Adélaïde Acte II Scène 2
Adélaïde Acte II Scène 2
Acte II Scène 2
Il est des récifs long au phare des mémoires
Où l’âme se confond aux reflets blancs et noirs
En cette image pure, ignorée des laideurs
Où l’esprit se sait grand, où s’exprime le cœur.
Mais l’image a de doux ce qu’elle a de brûlure 920
Et face à la bonté, l’être se sent parjure
D’admirer la vie mais d’ignorer son langage
De peindre des lueurs sans comprendre l’orage
Et d’un réflexe cru, sans les vivre volés,
Le fin frimas fébrile et sa fragilité. 925
Mais de fierté, je crois, abandonnant mon temps
Qui garde l’image et rejette le sentiment
Je ne vois de volontés que celles d’un corps
Se plongeant tout entier dans un divin décor.

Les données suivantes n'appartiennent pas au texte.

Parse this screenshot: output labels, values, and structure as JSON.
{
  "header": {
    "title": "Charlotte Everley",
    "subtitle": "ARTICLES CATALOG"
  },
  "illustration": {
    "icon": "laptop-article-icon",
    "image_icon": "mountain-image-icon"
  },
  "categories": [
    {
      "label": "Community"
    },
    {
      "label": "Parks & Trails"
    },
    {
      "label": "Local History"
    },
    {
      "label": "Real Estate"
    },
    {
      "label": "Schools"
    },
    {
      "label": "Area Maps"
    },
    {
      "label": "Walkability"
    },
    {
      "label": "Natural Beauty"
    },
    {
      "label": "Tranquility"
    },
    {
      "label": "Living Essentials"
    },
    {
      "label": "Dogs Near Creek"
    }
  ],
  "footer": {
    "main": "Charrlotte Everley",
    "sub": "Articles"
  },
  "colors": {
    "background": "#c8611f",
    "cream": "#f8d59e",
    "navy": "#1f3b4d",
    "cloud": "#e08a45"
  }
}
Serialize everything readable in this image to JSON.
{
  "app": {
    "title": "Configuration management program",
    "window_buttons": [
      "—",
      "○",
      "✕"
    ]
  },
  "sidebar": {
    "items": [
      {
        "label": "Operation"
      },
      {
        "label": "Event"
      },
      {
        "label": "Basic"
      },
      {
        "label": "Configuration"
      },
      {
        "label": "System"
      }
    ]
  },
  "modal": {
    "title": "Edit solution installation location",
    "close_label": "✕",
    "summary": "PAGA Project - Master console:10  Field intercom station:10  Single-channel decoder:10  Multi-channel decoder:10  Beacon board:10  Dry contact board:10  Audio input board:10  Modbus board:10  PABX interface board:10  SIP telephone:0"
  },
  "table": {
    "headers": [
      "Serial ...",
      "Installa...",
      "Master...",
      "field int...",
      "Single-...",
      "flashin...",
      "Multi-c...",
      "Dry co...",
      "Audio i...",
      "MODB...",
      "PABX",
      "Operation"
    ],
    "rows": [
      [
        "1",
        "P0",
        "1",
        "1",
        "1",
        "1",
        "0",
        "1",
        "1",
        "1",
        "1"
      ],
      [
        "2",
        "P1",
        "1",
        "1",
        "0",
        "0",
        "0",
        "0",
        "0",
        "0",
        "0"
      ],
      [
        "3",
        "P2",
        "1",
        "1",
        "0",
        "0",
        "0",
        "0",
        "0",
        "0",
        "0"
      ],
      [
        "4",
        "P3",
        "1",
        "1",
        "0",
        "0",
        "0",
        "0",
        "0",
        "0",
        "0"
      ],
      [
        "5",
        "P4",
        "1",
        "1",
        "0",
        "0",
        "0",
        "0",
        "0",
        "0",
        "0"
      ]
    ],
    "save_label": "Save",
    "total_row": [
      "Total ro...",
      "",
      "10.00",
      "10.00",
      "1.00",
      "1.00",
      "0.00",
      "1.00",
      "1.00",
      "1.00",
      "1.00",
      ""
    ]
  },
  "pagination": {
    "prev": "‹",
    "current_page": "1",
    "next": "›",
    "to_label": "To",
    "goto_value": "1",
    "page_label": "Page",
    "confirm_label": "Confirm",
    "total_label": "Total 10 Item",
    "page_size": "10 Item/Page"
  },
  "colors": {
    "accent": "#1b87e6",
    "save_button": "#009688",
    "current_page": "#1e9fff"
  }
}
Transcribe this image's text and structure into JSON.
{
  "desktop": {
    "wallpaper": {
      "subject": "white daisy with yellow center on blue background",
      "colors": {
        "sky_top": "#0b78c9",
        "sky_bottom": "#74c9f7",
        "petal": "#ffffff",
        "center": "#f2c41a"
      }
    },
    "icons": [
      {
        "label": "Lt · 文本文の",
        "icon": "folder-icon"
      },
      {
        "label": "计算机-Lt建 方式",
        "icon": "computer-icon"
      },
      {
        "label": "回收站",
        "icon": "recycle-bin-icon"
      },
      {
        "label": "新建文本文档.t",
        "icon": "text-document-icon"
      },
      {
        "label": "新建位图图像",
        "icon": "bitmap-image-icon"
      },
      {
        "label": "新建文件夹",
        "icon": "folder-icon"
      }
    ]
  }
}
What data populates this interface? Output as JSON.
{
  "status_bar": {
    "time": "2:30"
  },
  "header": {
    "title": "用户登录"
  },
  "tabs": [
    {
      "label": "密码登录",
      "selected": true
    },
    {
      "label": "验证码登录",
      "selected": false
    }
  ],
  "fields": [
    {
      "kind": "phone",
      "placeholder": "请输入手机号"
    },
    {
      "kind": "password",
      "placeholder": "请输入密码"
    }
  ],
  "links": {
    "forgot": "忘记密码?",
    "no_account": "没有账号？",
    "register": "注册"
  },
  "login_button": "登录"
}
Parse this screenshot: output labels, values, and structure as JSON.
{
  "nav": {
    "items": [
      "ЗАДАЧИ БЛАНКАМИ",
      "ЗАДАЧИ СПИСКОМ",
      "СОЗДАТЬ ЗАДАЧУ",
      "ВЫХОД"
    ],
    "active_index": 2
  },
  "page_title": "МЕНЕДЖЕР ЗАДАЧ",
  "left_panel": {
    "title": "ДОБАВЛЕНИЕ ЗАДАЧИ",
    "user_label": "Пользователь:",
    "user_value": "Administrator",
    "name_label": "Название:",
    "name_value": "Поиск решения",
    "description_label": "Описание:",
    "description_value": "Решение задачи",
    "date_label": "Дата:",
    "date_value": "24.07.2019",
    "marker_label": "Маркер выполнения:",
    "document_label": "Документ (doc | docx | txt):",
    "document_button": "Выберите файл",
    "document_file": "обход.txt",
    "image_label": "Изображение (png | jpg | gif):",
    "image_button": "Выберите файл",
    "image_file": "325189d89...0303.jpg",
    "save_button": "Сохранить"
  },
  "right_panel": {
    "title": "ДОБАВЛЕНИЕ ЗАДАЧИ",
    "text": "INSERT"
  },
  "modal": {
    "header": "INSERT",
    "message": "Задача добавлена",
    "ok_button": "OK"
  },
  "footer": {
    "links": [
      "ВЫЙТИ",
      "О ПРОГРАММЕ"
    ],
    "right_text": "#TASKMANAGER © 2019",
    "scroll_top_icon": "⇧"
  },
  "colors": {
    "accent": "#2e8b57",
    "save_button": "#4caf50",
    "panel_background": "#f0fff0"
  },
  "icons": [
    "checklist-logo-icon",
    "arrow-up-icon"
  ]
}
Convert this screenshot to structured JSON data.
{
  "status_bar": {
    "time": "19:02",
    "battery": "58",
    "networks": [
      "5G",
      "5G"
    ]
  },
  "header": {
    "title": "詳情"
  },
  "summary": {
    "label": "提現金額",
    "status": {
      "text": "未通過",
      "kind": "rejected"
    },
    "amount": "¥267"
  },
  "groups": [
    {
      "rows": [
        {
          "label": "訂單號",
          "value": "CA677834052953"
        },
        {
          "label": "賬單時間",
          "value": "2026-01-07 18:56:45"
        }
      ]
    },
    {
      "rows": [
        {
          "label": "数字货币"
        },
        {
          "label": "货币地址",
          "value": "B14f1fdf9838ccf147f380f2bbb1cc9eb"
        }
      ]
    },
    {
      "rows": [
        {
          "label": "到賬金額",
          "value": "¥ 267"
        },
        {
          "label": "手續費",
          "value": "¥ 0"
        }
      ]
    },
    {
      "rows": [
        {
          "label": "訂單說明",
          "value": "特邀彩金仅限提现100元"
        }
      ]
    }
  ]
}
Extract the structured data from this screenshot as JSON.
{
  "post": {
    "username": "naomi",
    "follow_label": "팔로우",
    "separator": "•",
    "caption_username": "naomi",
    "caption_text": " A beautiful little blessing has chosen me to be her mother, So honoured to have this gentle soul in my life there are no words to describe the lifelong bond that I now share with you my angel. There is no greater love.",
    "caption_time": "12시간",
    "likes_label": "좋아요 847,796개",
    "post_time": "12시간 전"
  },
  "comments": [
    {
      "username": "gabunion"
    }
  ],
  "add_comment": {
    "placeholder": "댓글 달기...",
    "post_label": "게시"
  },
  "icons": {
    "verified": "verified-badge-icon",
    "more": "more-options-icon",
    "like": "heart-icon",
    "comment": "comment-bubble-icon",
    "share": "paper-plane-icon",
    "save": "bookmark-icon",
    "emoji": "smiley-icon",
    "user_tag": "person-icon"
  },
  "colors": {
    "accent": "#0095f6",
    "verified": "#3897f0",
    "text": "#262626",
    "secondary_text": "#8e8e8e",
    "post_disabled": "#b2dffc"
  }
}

La forêt, devant moi, offre une mince voie 930
Ponctuée de rochers, tassée entre les blocs,
Large, assez, pour un homme et pour sa pensée
Et sans amour, ni conscience, pour l’épauler.
De longs rayons nacrés percolent au passage
Entre la canopée aux fraîcheurs de l’ombrage 935
Mais sans qu’aucun n’éclate en gerbe ou corolles
De ces fleurs impromptues allongées sur le sol
Si bien que pénétrant sous la lumière
Mes pas ne portent d’ombre aux ramures de lierres.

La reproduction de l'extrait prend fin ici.